Blogger ken carter said...

Andrew, first thank you for the blog. I am aware of the critique of short term missions,and offer the following reflection: you are right that a long term partnership is the goal (our congregation has a 27 year relationship with a community in northern haiti). Amy Laura's comment is shaped by her assumption that it is either/or: my experience is that folks who do short term mission work are engaged in our local community, and return seeing it with new eyes (the immigrant experience, for example). In the UMC, the volunteer in mission movement has been a way for the laity to take ownership of global ministry in response to structures that can be (at times) clerical and bureaucratic.

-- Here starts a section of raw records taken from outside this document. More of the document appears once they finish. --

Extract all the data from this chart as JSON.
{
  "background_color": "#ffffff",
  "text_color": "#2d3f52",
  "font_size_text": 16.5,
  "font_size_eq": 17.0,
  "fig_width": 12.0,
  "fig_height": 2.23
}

In this way the professional critique of short term missions is similar to ones lodged against UMW and the Sunday School movement. These were birthed in response to an increasingly clericalized church. I know that short term mission work can be flawed, but it can also mature,with discernment, theological reflection and time. My own experiences over 20 years in Bolivia, Guatemala and in the last years Haiti have been rich ones. And I am aware (as the pastors and laity in those contexts are) that the work, at its best, is a sharing of gifts.

6:56 PM  
Blogger Andrew C. Thompson said...

Ken,

Thank you for those comments. I think you are right-on, both in terms of the fruits of long-term & sustainable relationships, and also in the way that missions can empower laity for ministry closer to home. My "Out of the Bubble" piece was written directly with an eye to that latter point. I've seen too many people to count who go on short-term missions, get their worlds rocked, and then return with a new attitude toward discipleship and commitment to ministry.

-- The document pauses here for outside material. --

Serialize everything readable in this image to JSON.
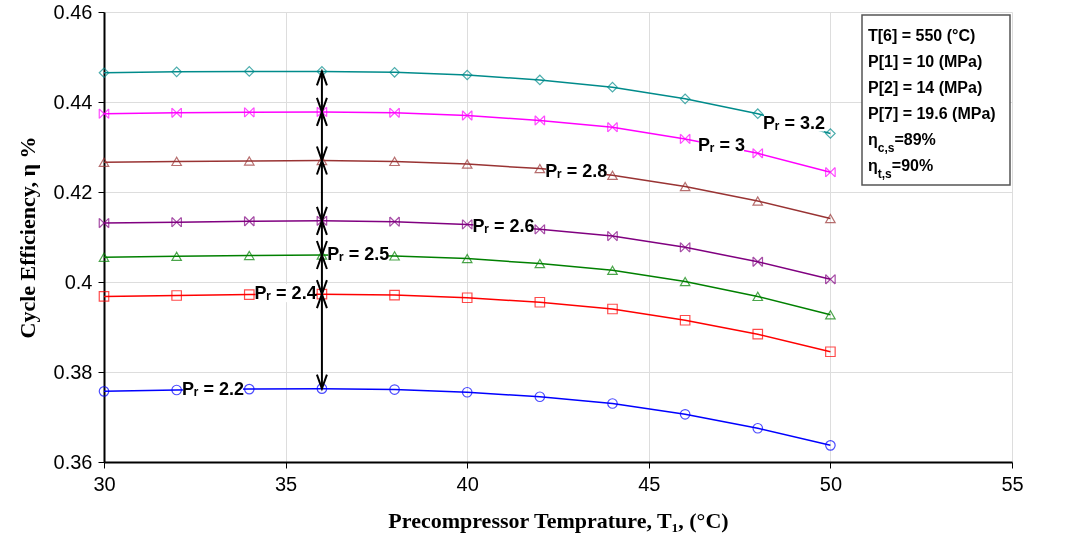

One thing that I think we are also seeing more and more is a commitment to receive missionaries from foreign countries as well. My friend Pedro Uchuya has been to the United States a couple of times, and when he comes it gives him the chance to witness to his North American brothers and sisters about the work God is doing in Peru. That mutual sharing of missionaries can be a real key in building sustainable mission relationships between churches.

Peace,
AT

11:06 AM  
Blogger Real Live Preacher said...

Andrew, I also thank you for this. It seems like one of those subjects no one wants to talk about. I was speaking with a woman from India. She invited me to come to her country to preach to her people. I asked, "Why would I do that? It would cost a lot and I don't even speak the language. What if I went and just setup chairs and passed out Bibles and that kind of thing. You could preach."

She looked at me, amazed, and said. "I can see that I can talk to you like a brother. We always offer American pastors the chance to come and preach because that's usually what brings them to us."

She was needing money to support indigenous Christian pastors. So instead of going, we save up $450, the cost of supporting an indigenous pastor in a manner fitting his culture for a YEAR.

And yet, we also went on a mission trip to Moldova where the connections made between our people and children in an orphanage was a very good thing. Looks like one of those thorny, case-by-case, discernment issues.

12:32 AM  
Blogger don't eat alone said...

Andrew

I grew up as an MK and saw both the good and the bad of what missions can bring. What I loved about what my dad did was to work to start churches that didn't require a white missionary to continue.

I've also led and gone on any number of short term mission trips with youth groups, mostly here in the US. In terms of economics, simply sending the money we spent to get there, help, and get back would have allowed for more to be done, yet I felt getting the kids to see a larger world warranted the expense. Over the years, I've seen trips change the way people looked at the world and the vocational and life choices they made about what to do and where to do it.

It is a complex issue. I guess the final thing I would say is attitude plays a big part. We went on our trips to learn from the folks we went to help as much as anything; we didn't go as saviors or benefactors. That made a difference.

Peace,
Milton

4:28 PM  
Anonymous Anonymous said...

Lanecia is just an awesome person anyway.